Le rôle du prêtre revêt une grande importance dans la seconde moitié de Citadel. Le personnage prend des allures de néo-van Helsing guidant le jeune père dans le repaire des créatures, soit l’immeuble même quitté par Tommy et sa femme au début de l’histoire. Par sa structure, le dernier acte s’apparente franchement à un film de monstres dans la tradition du cinéma d’épouvante. Les héros pénètrent de nuit dans la tour afin de faire sauter l’endroit, non sans avoir retrouvé le bébé de Tommy, kidnappé par les enfants-démons. On connaît bien ce genre de scènes, déjà vues maintes fois (dans Aliens, par exemple), et ce changement de ton de Citadel ne constitue pas le parti pris le plus original du film.

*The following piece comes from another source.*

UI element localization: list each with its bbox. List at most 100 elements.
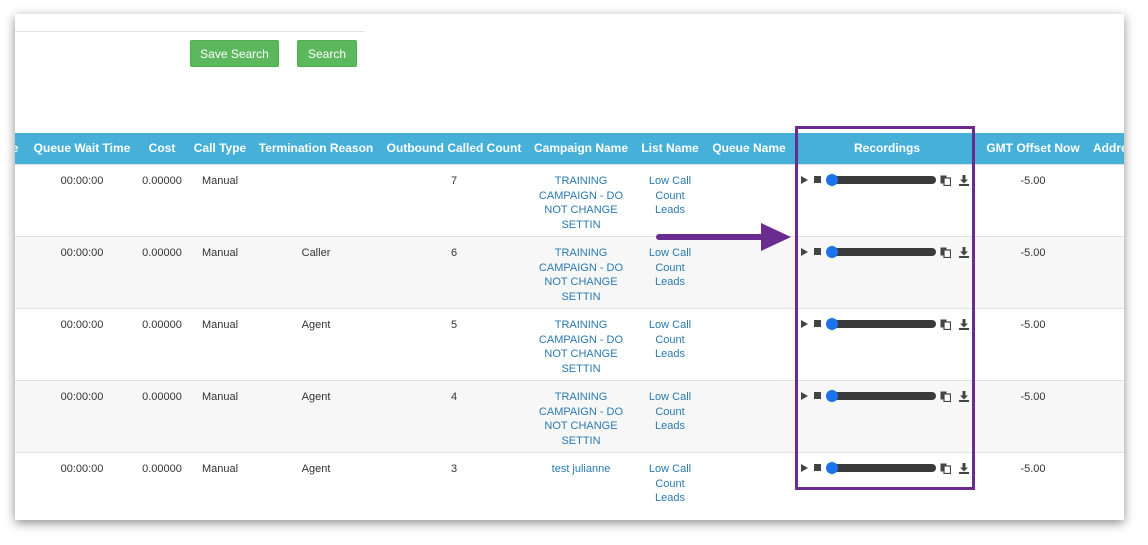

Ce n’est en tout cas pas le plus intéressant, d’autant que le scénario, dans cette ultime partie, laisse sur le bord de la route le personnage pourtant crucial de Marie, l’infirmière, abandonnée à un triste sort sans que l’on sache vraiment ce qui advient d’elle. Quelques imperfections, donc, mais Citadel, ancré dans un contexte social des plus réalistes, demeure un brillant essai sur la peur et, partant, s’impose comme un excellent — et rare — exemple de cinéma qui parvient à susciter un sentiment prégnant de frayeur. Et le thème du débat d’après-film s’impose de lui-même : après avoir énuméré et trié tous vos cauchemars et phobies, pouvez-vous dire ce qui, au monde, vous fait le plus peur ?

Pas de sortie officielle prévue en salles pour le moment, mais Citadel sera projeté au PIFFF 2012 dimanche 18 novembre à 19h30.